Die Fälle von sexuellem Missbrauch in öffentlichen, gerade auch kirchlichen Einrichtungen haben zu Präventionskonzepten geführt. Sind Kinder und Jugendliche inzwischen ausreichend geschützt? HILGERS Aktuelle Untersuchungen zeigen, dass mehr als 80 Prozent der Fälle von Vernachlässigung und Gewalt, auch sexualisierter Gewalt, im familiären Umfeld stattfinden. Mit der letzten Strafrechtsänderung wurden die Möglichkeiten strafrechtlicher Generalprävention weitgehend ausgeschöpft. Jetzt muss es darum gehen, durch präventive Maßnahmen nicht nur die Institutionen, sondern auch das familiäre Umfeld zu erreichen.
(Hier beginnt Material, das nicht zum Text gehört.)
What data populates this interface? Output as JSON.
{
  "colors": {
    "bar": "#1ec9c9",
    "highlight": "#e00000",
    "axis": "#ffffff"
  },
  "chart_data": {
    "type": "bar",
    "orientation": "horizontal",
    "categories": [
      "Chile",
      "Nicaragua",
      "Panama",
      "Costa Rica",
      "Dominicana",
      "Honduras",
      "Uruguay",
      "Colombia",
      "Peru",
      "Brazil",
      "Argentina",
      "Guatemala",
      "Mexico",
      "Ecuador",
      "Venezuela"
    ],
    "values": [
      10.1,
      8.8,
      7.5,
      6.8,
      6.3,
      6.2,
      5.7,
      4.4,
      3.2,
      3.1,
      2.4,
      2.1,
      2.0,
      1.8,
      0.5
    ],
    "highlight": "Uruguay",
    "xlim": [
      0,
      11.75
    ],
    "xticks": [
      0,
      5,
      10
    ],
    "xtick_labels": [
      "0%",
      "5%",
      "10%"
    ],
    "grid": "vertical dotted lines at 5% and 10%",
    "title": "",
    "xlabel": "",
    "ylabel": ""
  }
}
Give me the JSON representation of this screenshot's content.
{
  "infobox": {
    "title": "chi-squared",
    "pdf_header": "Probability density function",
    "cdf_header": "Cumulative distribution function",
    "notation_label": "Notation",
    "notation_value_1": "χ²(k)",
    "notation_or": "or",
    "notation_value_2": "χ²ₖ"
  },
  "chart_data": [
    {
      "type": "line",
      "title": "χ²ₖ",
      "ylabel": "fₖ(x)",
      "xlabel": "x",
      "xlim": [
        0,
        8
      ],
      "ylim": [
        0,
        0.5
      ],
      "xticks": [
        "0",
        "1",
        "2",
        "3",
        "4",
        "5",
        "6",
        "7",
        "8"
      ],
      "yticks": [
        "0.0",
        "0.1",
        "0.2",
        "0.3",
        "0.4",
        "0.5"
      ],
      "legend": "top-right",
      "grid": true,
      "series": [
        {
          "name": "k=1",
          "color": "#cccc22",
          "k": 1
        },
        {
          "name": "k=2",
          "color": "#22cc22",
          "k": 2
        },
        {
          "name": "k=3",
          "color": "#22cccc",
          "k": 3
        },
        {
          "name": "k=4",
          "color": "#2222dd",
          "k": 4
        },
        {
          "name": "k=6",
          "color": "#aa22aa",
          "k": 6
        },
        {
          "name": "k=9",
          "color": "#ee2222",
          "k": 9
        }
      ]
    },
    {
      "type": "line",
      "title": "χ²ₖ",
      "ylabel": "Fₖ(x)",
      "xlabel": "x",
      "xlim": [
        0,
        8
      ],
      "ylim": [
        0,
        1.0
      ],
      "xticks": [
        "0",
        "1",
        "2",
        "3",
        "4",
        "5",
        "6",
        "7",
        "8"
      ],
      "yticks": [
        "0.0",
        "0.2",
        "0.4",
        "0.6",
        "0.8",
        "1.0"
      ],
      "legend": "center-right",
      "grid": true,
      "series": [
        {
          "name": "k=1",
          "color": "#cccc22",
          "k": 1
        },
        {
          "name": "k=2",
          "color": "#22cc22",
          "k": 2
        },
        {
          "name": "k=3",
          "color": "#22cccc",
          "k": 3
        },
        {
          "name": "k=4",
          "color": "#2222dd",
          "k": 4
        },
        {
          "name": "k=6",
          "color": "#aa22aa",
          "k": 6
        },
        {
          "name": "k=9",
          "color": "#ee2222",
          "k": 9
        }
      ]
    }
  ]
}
Hier gibt es noch einen sehr großen Handlungsbedarf. Zentral ist, Kinder zu hören, zu beteiligen und ernst zu nehmen. Nur so wird es uns gelingen, sie präventiv vor Gewalt zu schützen und auch seelische Verletzungen zu erkennen. Insbesondere psychische Gewalt gegen Kinder findet sehr oft unsichtbar statt.